Determine if health care providers and hospital staff should be prohibited from playing: Reevaluate your social media and bring-your-own-device policies to determine if augmented reality games such as Pokémon Go need to be specifically addressed. The player base of Pokémon Go appears to be growing exponentially, and it is highly unlikely that facilities’ employees are not among those playing or considering playing. While taking photographs is often prohibited in hospital settings, make sure the policy is clear that the prohibition applies to photos in the augmented reality space. Take the opportunity to clarify and reiterate acceptable social media practices. Also, if your hospital is creating “Pokémon Zones,” stress to health care providers and staff that this applies to them as well.

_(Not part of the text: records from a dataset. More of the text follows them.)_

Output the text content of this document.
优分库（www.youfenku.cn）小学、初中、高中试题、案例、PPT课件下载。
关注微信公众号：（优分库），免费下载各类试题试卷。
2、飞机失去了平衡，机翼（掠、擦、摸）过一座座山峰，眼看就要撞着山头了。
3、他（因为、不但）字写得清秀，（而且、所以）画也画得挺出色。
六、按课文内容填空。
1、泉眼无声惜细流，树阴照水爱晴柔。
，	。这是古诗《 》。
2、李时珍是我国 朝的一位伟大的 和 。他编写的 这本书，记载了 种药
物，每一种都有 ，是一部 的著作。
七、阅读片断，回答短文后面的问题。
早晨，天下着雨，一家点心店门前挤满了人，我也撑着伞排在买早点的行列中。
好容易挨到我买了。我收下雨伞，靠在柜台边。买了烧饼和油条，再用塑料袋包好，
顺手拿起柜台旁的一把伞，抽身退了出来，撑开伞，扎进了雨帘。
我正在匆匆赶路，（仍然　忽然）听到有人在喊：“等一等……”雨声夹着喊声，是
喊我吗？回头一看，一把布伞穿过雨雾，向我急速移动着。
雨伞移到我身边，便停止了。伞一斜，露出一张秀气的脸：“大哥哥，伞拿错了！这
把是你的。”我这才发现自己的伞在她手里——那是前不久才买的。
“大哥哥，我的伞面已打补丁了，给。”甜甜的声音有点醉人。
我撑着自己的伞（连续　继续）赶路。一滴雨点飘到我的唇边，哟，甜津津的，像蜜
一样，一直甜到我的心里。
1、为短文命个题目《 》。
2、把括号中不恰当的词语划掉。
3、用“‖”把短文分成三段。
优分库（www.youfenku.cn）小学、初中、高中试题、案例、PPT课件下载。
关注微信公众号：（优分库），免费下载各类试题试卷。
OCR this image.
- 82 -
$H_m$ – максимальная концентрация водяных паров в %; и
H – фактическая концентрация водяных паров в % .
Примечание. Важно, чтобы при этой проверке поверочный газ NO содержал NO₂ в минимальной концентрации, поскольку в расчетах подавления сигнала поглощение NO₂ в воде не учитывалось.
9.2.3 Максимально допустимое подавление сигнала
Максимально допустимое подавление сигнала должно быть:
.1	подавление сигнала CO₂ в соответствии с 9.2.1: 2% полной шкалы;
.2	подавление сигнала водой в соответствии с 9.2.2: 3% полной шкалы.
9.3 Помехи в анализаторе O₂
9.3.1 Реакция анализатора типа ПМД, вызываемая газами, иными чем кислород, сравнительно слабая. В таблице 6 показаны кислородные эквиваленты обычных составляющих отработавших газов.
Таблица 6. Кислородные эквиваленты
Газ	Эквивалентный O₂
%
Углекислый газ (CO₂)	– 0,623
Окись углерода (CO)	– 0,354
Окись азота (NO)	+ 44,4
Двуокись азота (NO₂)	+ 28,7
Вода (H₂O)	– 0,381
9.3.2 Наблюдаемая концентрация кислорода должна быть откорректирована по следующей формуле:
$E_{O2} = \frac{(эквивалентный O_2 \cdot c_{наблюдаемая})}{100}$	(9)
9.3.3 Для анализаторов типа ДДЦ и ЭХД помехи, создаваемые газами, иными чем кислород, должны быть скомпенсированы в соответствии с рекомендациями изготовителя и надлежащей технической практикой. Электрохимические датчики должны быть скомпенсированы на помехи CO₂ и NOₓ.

While Pokémon Go took over the scene almost literally overnight, this is just a glimpse of what the future holds. As augmented reality mobile applications and games become even more popular, and more immersive, these issues are bound to come up again and reinvent themselves in the form of new challenges. Now is the time to determine your organization’s policy on augmented reality and revisit social media and BYOD policies. Pokémon Go may or may not be here to stay – but it is definitely not one of a kind.